Nearer to the end of the session, YT suggested that I write down a Safety Plan. I had never seen something like that before – it was essentially a list of questions that make the client list out potential people that could be called in the case of an emergency, a list of healthy activities that the client could do to cope with stress, depression, and anxiety, a list of external resources, and so on. She and I then both signed the Plan, essentially making us accountable to each other.
When we got to the question, “I will make the environment safe by…”, she asked me if I could give my knife to someone. I said that I would but made no attempts to get my knife out. I said that I will give it to someone. She didn’t let me just go at that. She asked me who I would give it to.
“S…” I said, finally after much hesitation. “He already has a bunch of my other stuff…”
“Okay, S… You seem to be hesitating. Why is that? Tell me what you’re thinking right now…” YT asked.
“I just don’t like the fact that I am losing my autonomy…. But… I know why we have to do this… It makes sense… I need to help to protect myself…”
“I’m not telling you what you need or don’t need to do. I am neither telling you to do something or not do something… What I do believe though is that you have enough rationality and judgment to know what’s good for you,” YT said.
Sure, she may be young, but she’s got a good confidence about her, she’s definitely not afraid of confrontations because she called me out several times throughout the session.
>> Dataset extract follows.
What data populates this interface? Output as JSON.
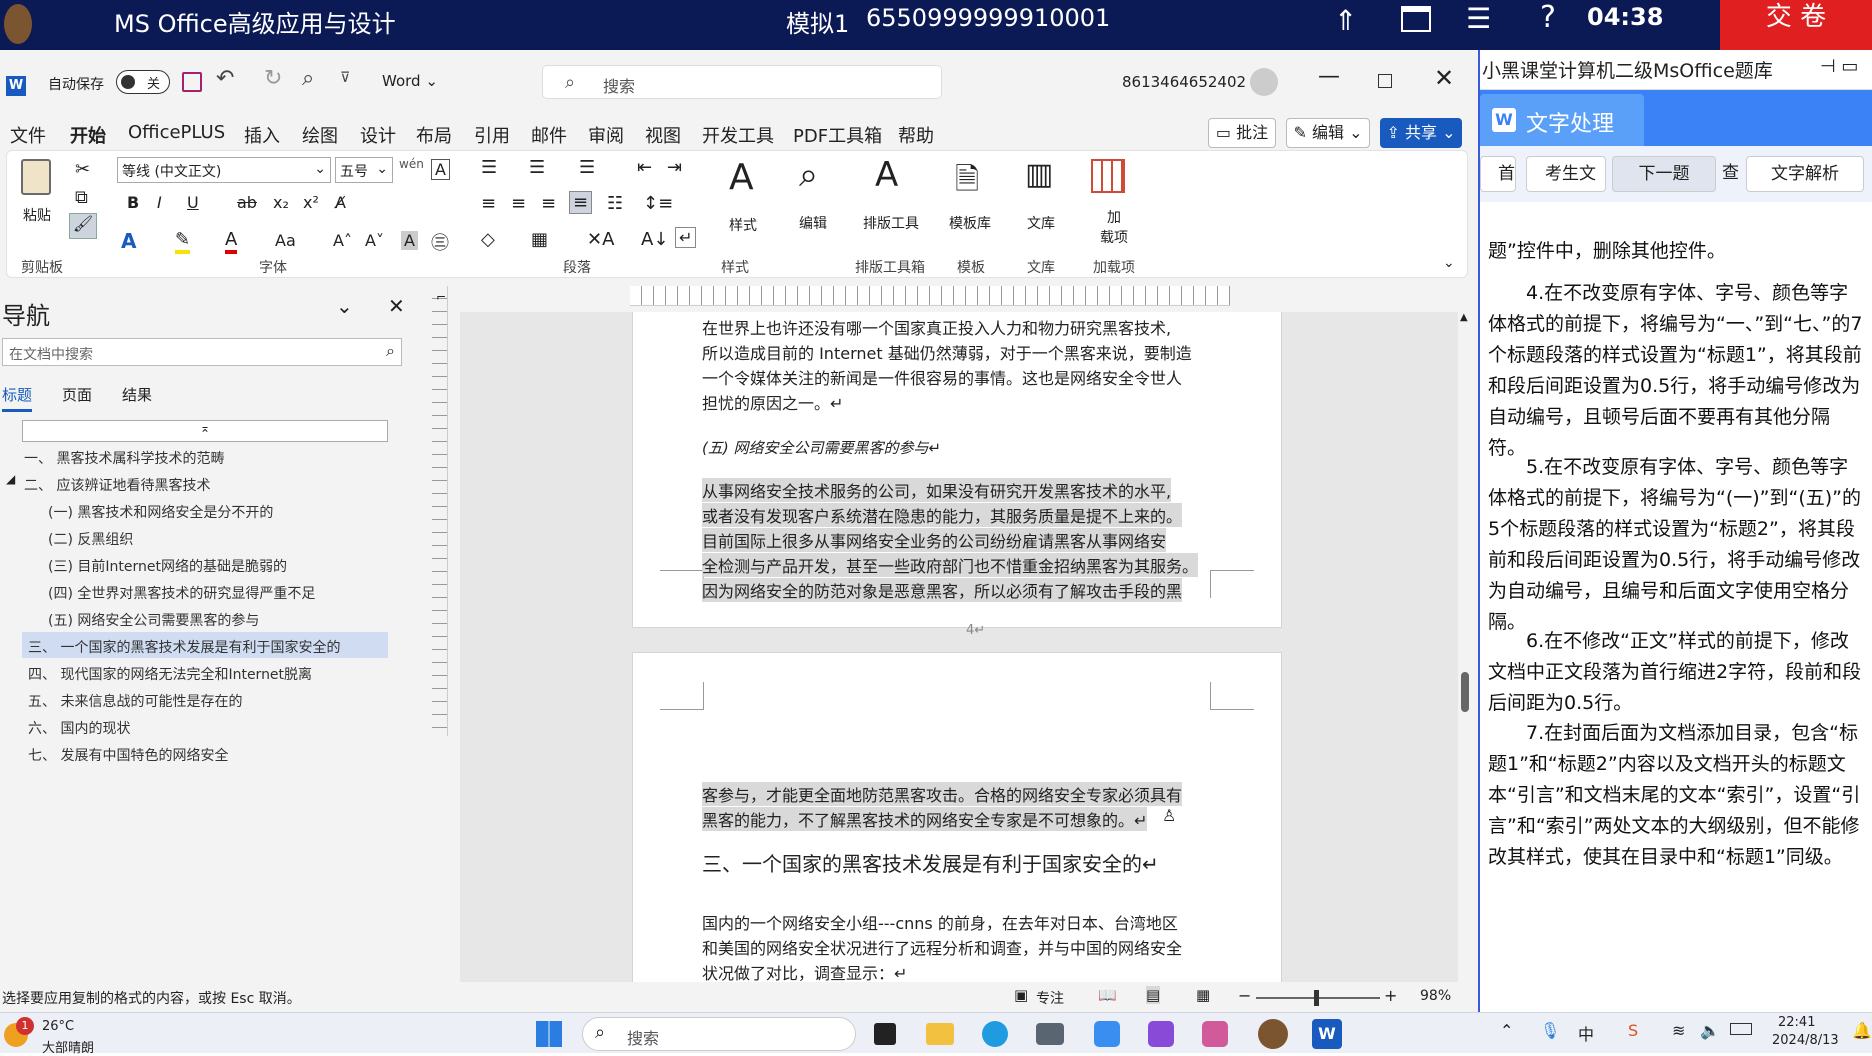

I certainly did feel a little better after I spoke to her. I needed to vent and she allowed me to without trying to fix my problems.
This is my third visit to CAPS this week. It’s just a testament of how bad my week had been. YT told me that she’s glad that I at least have a safe space that I could come to, in order to talk, vent, cry, and process. I told her that I feel like people are getting sick of me and my constant whining. I asked, “At what point will S say to me, ‘Enough with that already’… Heck, I would be sick of me! Why wouldn’t anyone else do the same?”
YT answered by telling me that CAPS indeed is a safe space and that all of them were ready to help in any way they can. She also said that if I need to talk about it over and over in order to process what’s happened, then that is what I need. She didn’t try to brush anything off and validated my feelings as well.
Anyway, I’m falling asleep as I’m writing this so if this post is disjointed, it’s because my tired brain can’t think well enough to write a long post.